Prudential Financial Inc. has taken the crown from MetLife Inc. as the biggest seller of overall individual annuities and variable annuities in the United States for the first half of this year, according to data released last week by LIMRA.
The insurer sold $10.9 billion in overall individual annuities and $10.2 billion in variable annuities in the first half, compared with $6.3 billion and $5.5 billion, respectively, a year earlier.
Prudential topped MetLife, whose first-half sales of overall individual annuities slipped to $9.8 billion, from $13.3 billion a year earlier. The company sold $8.51 billion in variable annuities in the first half, basically unchanged from a year earlier.
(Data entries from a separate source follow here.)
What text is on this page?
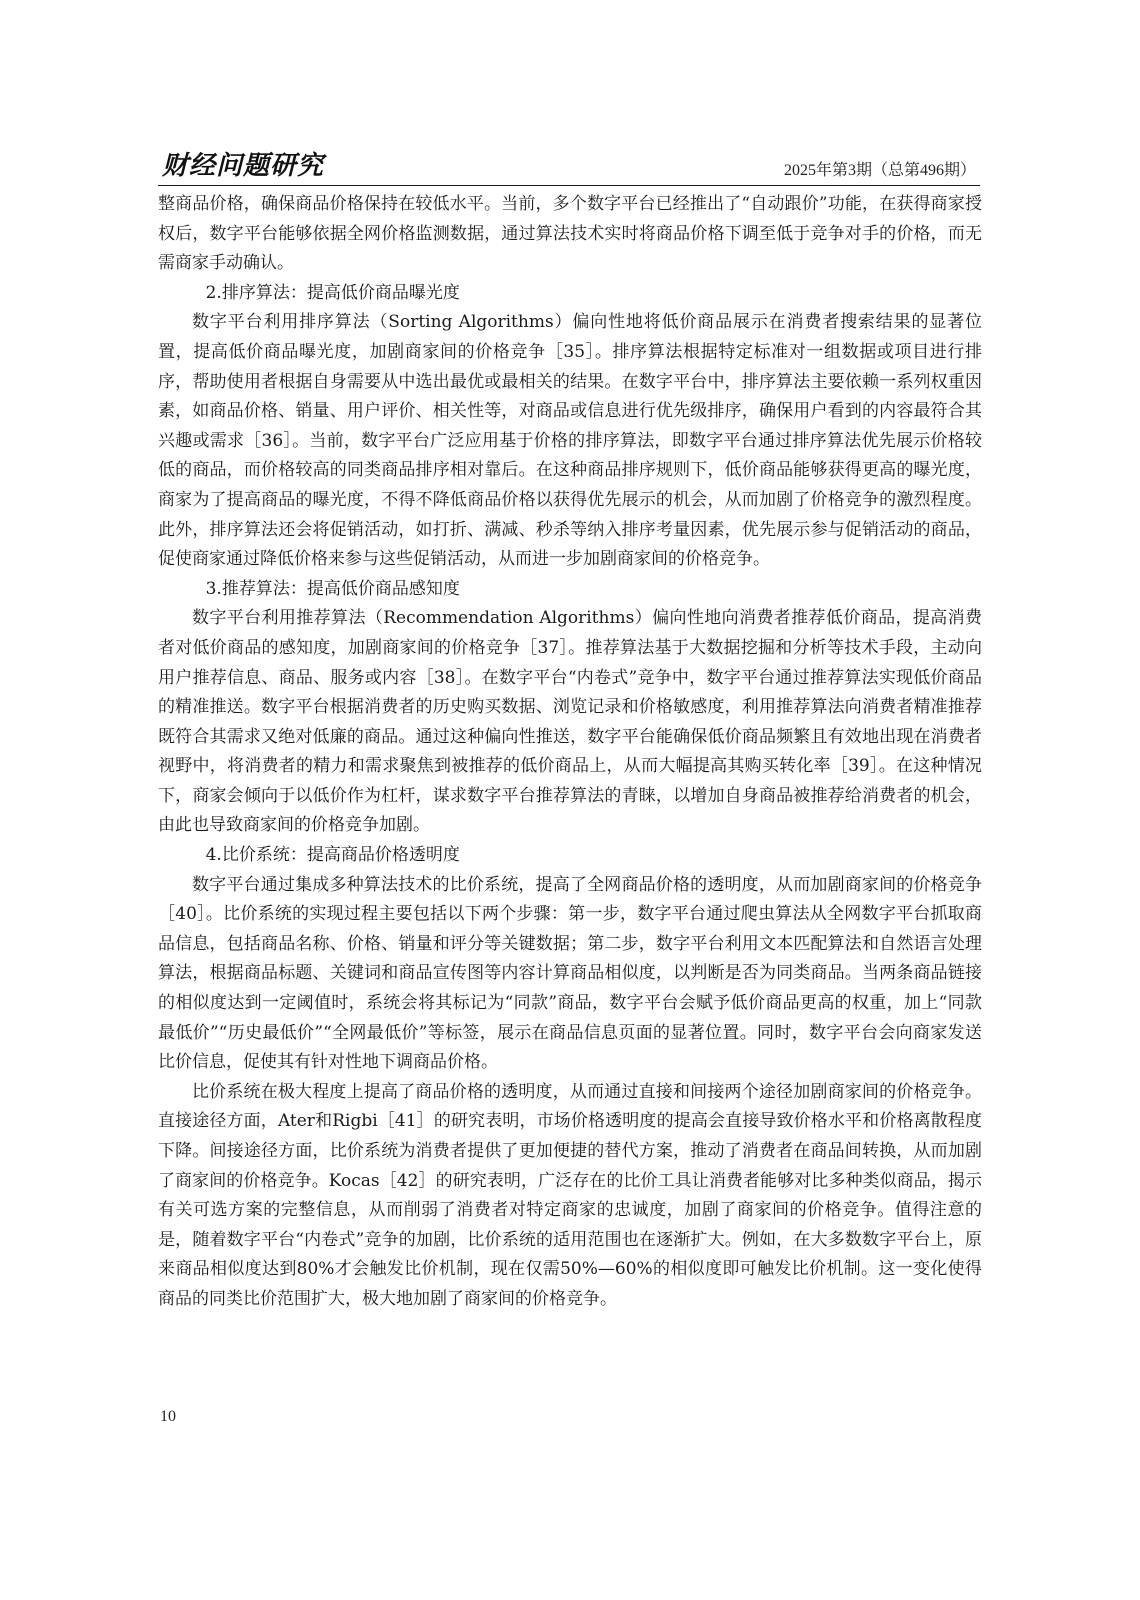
财经问题研究	2025年第3期（总第496期）

整商品价格，确保商品价格保持在较低水平。当前，多个数字平台已经推出了“自动跟价”功能，在获得商家授权后，数字平台能够依据全网价格监测数据，通过算法技术实时将商品价格下调至低于竞争对手的价格，而无需商家手动确认。

2.排序算法：提高低价商品曝光度

数字平台利用排序算法（Sorting Algorithms）偏向性地将低价商品展示在消费者搜索结果的显著位置，提高低价商品曝光度，加剧商家间的价格竞争［35］。排序算法根据特定标准对一组数据或项目进行排序，帮助使用者根据自身需要从中选出最优或最相关的结果。在数字平台中，排序算法主要依赖一系列权重因素，如商品价格、销量、用户评价、相关性等，对商品或信息进行优先级排序，确保用户看到的内容最符合其兴趣或需求［36］。当前，数字平台广泛应用基于价格的排序算法，即数字平台通过排序算法优先展示价格较低的商品，而价格较高的同类商品排序相对靠后。在这种商品排序规则下，低价商品能够获得更高的曝光度，商家为了提高商品的曝光度，不得不降低商品价格以获得优先展示的机会，从而加剧了价格竞争的激烈程度。此外，排序算法还会将促销活动，如打折、满减、秒杀等纳入排序考量因素，优先展示参与促销活动的商品，促使商家通过降低价格来参与这些促销活动，从而进一步加剧商家间的价格竞争。

3.推荐算法：提高低价商品感知度

数字平台利用推荐算法（Recommendation Algorithms）偏向性地向消费者推荐低价商品，提高消费者对低价商品的感知度，加剧商家间的价格竞争［37］。推荐算法基于大数据挖掘和分析等技术手段，主动向用户推荐信息、商品、服务或内容［38］。在数字平台“内卷式”竞争中，数字平台通过推荐算法实现低价商品的精准推送。数字平台根据消费者的历史购买数据、浏览记录和价格敏感度，利用推荐算法向消费者精准推荐既符合其需求又绝对低廉的商品。通过这种偏向性推送，数字平台能确保低价商品频繁且有效地出现在消费者视野中，将消费者的精力和需求聚焦到被推荐的低价商品上，从而大幅提高其购买转化率［39］。在这种情况下，商家会倾向于以低价作为杠杆，谋求数字平台推荐算法的青睐，以增加自身商品被推荐给消费者的机会，由此也导致商家间的价格竞争加剧。

4.比价系统：提高商品价格透明度

数字平台通过集成多种算法技术的比价系统，提高了全网商品价格的透明度，从而加剧商家间的价格竞争［40］。比价系统的实现过程主要包括以下两个步骤：第一步，数字平台通过爬虫算法从全网数字平台抓取商品信息，包括商品名称、价格、销量和评分等关键数据；第二步，数字平台利用文本匹配算法和自然语言处理算法，根据商品标题、关键词和商品宣传图等内容计算商品相似度，以判断是否为同类商品。当两条商品链接的相似度达到一定阈值时，系统会将其标记为“同款”商品，数字平台会赋予低价商品更高的权重，加上“同款最低价”“历史最低价”“全网最低价”等标签，展示在商品信息页面的显著位置。同时，数字平台会向商家发送比价信息，促使其有针对性地下调商品价格。

比价系统在极大程度上提高了商品价格的透明度，从而通过直接和间接两个途径加剧商家间的价格竞争。直接途径方面，Ater和Rigbi［41］的研究表明，市场价格透明度的提高会直接导致价格水平和价格离散程度下降。间接途径方面，比价系统为消费者提供了更加便捷的替代方案，推动了消费者在商品间转换，从而加剧了商家间的价格竞争。Kocas［42］的研究表明，广泛存在的比价工具让消费者能够对比多种类似商品，揭示有关可选方案的完整信息，从而削弱了消费者对特定商家的忠诚度，加剧了商家间的价格竞争。值得注意的是，随着数字平台“内卷式”竞争的加剧，比价系统的适用范围也在逐渐扩大。例如，在大多数数字平台上，原来商品相似度达到80%才会触发比价机制，现在仅需50%—60%的相似度即可触发比价机制。这一变化使得商品的同类比价范围扩大，极大地加剧了商家间的价格竞争。

10
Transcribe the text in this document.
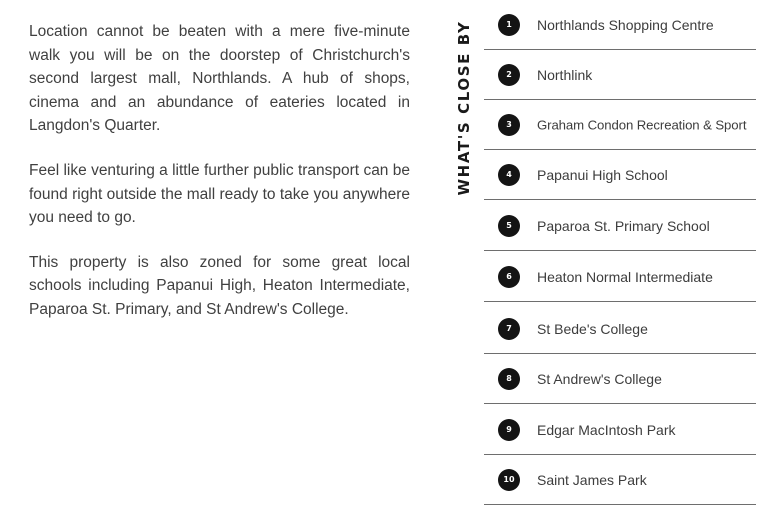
Location cannot be beaten with a mere five-minute walk you will be on the doorstep of Christchurch's second largest mall, Northlands. A hub of shops, cinema and an abundance of eateries located in Langdon's Quarter.

Feel like venturing a little further public transport can be found right outside the mall ready to take you anywhere you need to go.

This property is also zoned for some great local schools including Papanui High, Heaton Intermediate, Paparoa St. Primary, and St Andrew's College.

WHAT'S CLOSE BY	1	Northlands Shopping Centre
2	Northlink
3	Graham Condon Recreation & Sport
4	Papanui High School
5	Paparoa St. Primary School
6	Heaton Normal Intermediate
7	St Bede's College
8	St Andrew's College
9	Edgar MacIntosh Park
10	Saint James Park
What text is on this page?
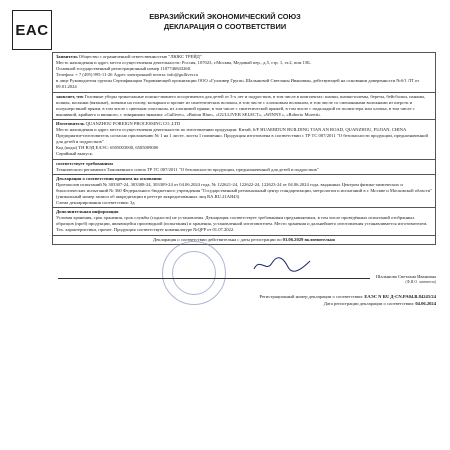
EAC
ЕВРАЗИЙСКИЙ ЭКОНОМИЧЕСКИЙ СОЮЗ
ДЕКЛАРАЦИЯ О СООТВЕТСТВИИ
Заявитель Общество с ограниченной ответственностью "ЛЮКС ТРЕЙД"
Место нахождения и адрес места осуществления деятельности: Россия, 107023, г.Москва, Медовый пер., д.5, стр. 1, эт.2, пом 15Б.
Основной государственный регистрационный номер 1107746843260.
Телефон: + 7 (495) 995-11-26 Адрес электронной почты: info@gulliver.ru
в лице Руководителя группы Сертификации Управляющей организации ООО «Гулливер Групп» Шалыновой Светланы Ивановны, действующей на основании доверенности №б/1 ЛТ от 09.01.2024
заявляет, что Головные уборы трикотажные поясно-зимнего ассортимента для детей от 3-х лет и подростков, в том числе в комплектах: шапки, шапки-шлемы, береты, бейсболки, панамы, шляпы, косынки (вязаные), повязки на голову, козырьки и прочие из синтетических волокон, в том числе с хлопковым волокном, в том числе со смешанными волокнами из шерсти и полушерстяной пряжи, в том числе с цветным эластаном, из хлопковой пряжи, в том числе с синтетической пряжей, в том числе с подкладкой из полиэстера или хлопка, в том числе с вышивкой, крайнего и вязаного, с товарными знаками: «Gulliver», «Button Blue», «GULLIVER SELECT», «WINNY», «Roberto Moretti»
Изготовитель QUANZHOU FOREIGN PROCESSING CO.,LTD
Место нахождения и адрес места осуществления деятельности по изготовлению продукции: Китай, 6/F HUAERDUN BUILDING TIAN AN ROAD, QUANZHOU, FUJIAN, CHINA
Предприятие-изготовитель согласно приложению № 1 на 1 листе, листы 1 поименно. Продукция изготовлена в соответствии с ТР ТС 007/2011 "О безопасности продукции, предназначенной для детей и подростков"
Код (коды) ТН ВЭД ЕАЭС: 6505003000, 6505009000
Серийный выпуск.
соответствует требованиям
Технического регламента Таможенного союза ТР ТС 007/2011 "О безопасности продукции, предназначенной для детей и подростков"
Декларация о соответствии принята на основании
Протоколов испытаний № 303307-24, 303308-24, 303309-24 от 04.06.2024 года, № 122621-24, 122622-24, 122623-24 от 04.06.2024 года, выданных Центром физико-химических и биологических испытаний № 360 Федерального бюджетного учреждения "Государственный региональный центр стандартизации, метрологии и испытаний в г. Москве и Московской области" (уникальный номер записи об аккредитации в реестре аккредитованных лиц RA.RU.21АЯ43)
Схема декларирования соответствия: 3д
Дополнительная информация
Условия хранения, срок хранения, срок службы (годности) не установлены. Декларация соответствует требованиям предъявляемым, в том числе проведённых испытаний отобранных образцов (проб) продукции, являющейся производной (испытания) и хранения, установленной изготовителем. Место хранения и дальнейшего изготовления устанавливается изготовителем. Тех. характеристики, прочее. Продукция соответствует номенклатуре №QFP от 01.07.2022.
Декларация о соответствии действительна с даты регистрации по 03.06.2029 включительно
Шалынова Светлана Ивановна
(Ф.И.О. заявителя)
Регистрационный номер декларации о соответствии: ЕАЭС N RU Д-CN.PA04.B.84245/24
Дата регистрации декларации о соответствии: 04.06.2024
During the course of the past year, the list of the top five overall individual annuity sellers has shifted. In the second quarter of 2009, New York Life Insurance Co., TIAA-CREF, Prudential and Lincoln Financial Group rounded out the top five.
Some new names have hit the top of the overall individual annuity sellers' charts since then, with Jackson National Life Insurance Co. and AIG Cos. in third and fifth place, respectively. MetLife placed second, while TIAA-CREF finished fourth.
The shift among sales leaders can be tied to the adjustments that the insurers made to their products, said Kevin Loffredi, senior vice president at Advanced Sales & Marketing Corp., an annuity research organization.
For instance, John Hancock Financial Services and ING Groep NV both pulled back sharply on living benefits tied to their variable annuities. Both released simplified variable annuities this year.
As a result, ING slid from sixth place to 10th among annuity providers, and John Hancock from fifth to 15th.
“Everyone who's dropped their benefits is losing billions of dollars [in annuity sales],” Mr. Loffredi said. “That money has to go somewhere, so it'll go to those insurers' nearest neighbors.”